Live from New York, It’s the Presidential Debate: Saturday Night Live’s Political Sketches


Alec Baldwin, left, as Republican presidential candidate, Donald Trump, and Kate Mckinnon, as Democratic candidate, Hillary Clinton, perform during the "Debate Cold Open" sketch on the 42nd season of "Saturday Night Live," in New York, Saturday, Oct. 1, 2016.

Alec Baldwin, left, as Republican presidential candidate, Donald Trump, and Kate Mckinnon, as Democratic candidate, Hillary Clinton, perform during the “Debate Cold Open” sketch on the 42nd season of “Saturday Night Live,” in New York, Saturday, Oct. 1, 2016.

By Jordan Norkus

Asst. Arts & Entertainment Editor

With Election Day right around the corner, the American television show, “Saturday Night Live,” has kicked off its 42 season with sketches about the recent presidential election debates.

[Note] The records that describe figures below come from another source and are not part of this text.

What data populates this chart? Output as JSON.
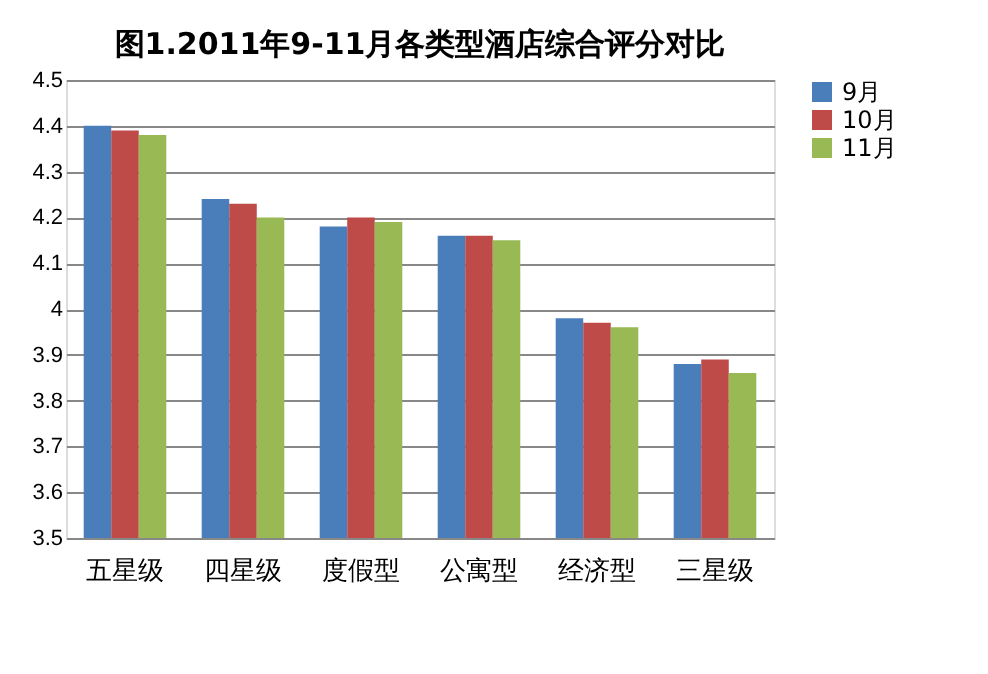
{
  "chart_data": {
    "type": "bar",
    "title": "图1.2011年9-11月各类型酒店综合评分对比",
    "categories": [
      "五星级",
      "四星级",
      "度假型",
      "公寓型",
      "经济型",
      "三星级"
    ],
    "series": [
      {
        "name": "9月",
        "color": "#4a7ebb",
        "values": [
          4.4,
          4.24,
          4.18,
          4.16,
          3.98,
          3.88
        ]
      },
      {
        "name": "10月",
        "color": "#be4b48",
        "values": [
          4.39,
          4.23,
          4.2,
          4.16,
          3.97,
          3.89
        ]
      },
      {
        "name": "11月",
        "color": "#98b954",
        "values": [
          4.38,
          4.2,
          4.19,
          4.15,
          3.96,
          3.86
        ]
      }
    ],
    "ylim": [
      3.5,
      4.5
    ],
    "yticks": [
      3.5,
      3.6,
      3.7,
      3.8,
      3.9,
      4,
      4.1,
      4.2,
      4.3,
      4.4,
      4.5
    ],
    "grid": "y",
    "legend": "right"
  }
}
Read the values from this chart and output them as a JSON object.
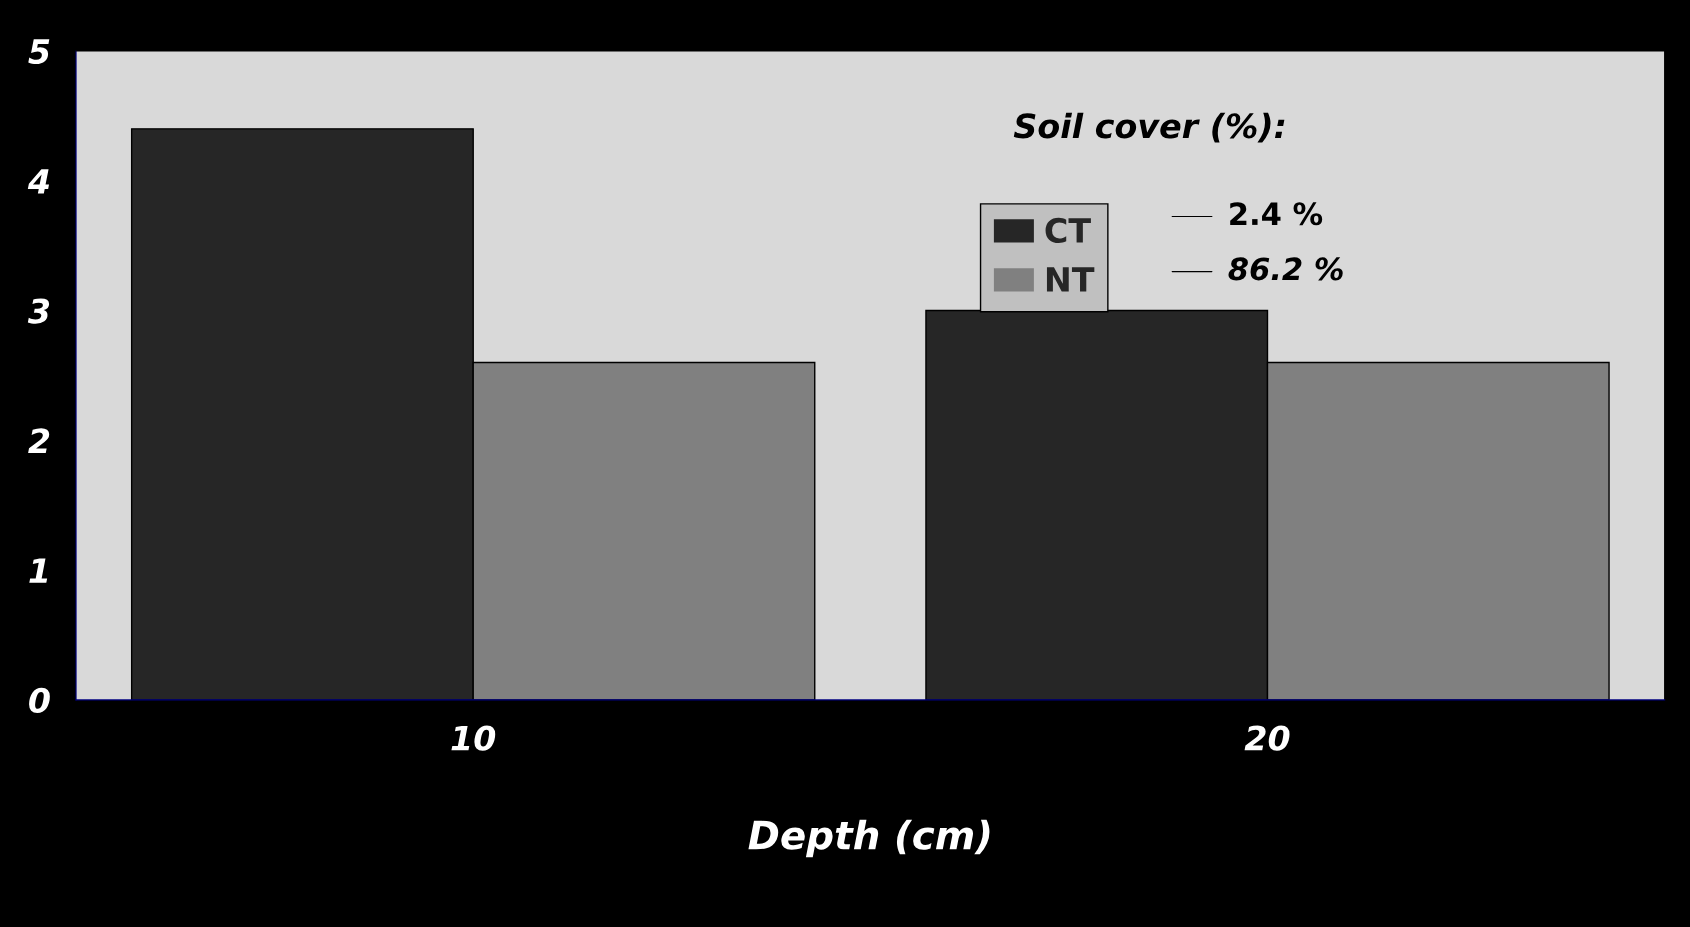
{
  "chart_data": {
    "type": "bar",
    "xlabel": "Depth (cm)",
    "legend_title": "Soil cover (%):",
    "categories": [
      "10",
      "20"
    ],
    "series": [
      {
        "name": "CT",
        "color": "#262626",
        "values": [
          4.4,
          3.0
        ]
      },
      {
        "name": "NT",
        "color": "#808080",
        "values": [
          2.6,
          2.6
        ]
      }
    ],
    "annotations": [
      "2.4 %",
      "86.2 %"
    ],
    "ylim": [
      0,
      5
    ],
    "yticks": [
      0,
      1,
      2,
      3,
      4,
      5
    ],
    "grid": false,
    "legend": "top right"
  }
}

The past three episodes have featured multiple political sketches that star Kate McKinnon as Democratic Party nominee, Hillary Clinton, and Alec Baldwin as Republican Party nominee, Donald Trump.

“Let’s have Kate McKinnon and Alec Baldwin as the new presidential nominees, please. Absolutely hysterical,” said junior Emily Shea.

On Sunday, Oct. 16 Trump shared what he thought about the sketches and Baldwin’s portrayal of him on Twitter.

“Watched Saturday Night Live hit job on me. Time to retire the boring and unfunny show. Alec Baldwin’s portrayal stinks. Media rigging election,” said Trump.

Although Trump was not pleased, students thought that Baldwin was the perfect choice.

“Alec Baldwin was an inspired casting choice for Trump,” said junior Edward Feeley.

Students also said that the recent political sketches have been better than ones from previous seasons.

“These are the best political sketches they’ve had in years,” said alumna Sarah Klaum, class of 2016. “Keeping Alec Baldwin on as a featured actor is one of the best decisions they’ve made in a long time.”

When comparing SNL’s political sketches to the actual debates, students found them to be similar.

“I love the skits,” said senior Emily Creighton. “Only now when I watch the real debates, they’re so ridiculous that I feel like I’m basically watching a SNL skit.”

Even before the sketches, many students found the debates comical.

“SNL must be loving this election because they barely have to alter what is already a comedic race,” said junior Mark Boyle.

While many students have found the sketches to be funny, some have found them biased against a particular party.

“I will say that although they should keep their skits unbiased, it seems that their recent political skits have been more left-winged,” said Boyle. “Perhaps their target market leans more toward liberals, but nevertheless, I would like to see future skits to be less biased. I think it makes for inaccurate depictions of the overall race.”

Boyle also said how the sketches focus too much attention on subjects that are beside the point.

“They show the bad in the election because it makes for better television,” said Boyle. “It’s funny, but they poke at what doesn’t matter.”

With the third presidential debate taking place on Wednesday, Oct. 19, students look forward to what SNL will do in its next political sketch.

“The sketches are wildly funny and SNL’s doing exactly what everybody’s thinking,” said freshman Justin Weigel.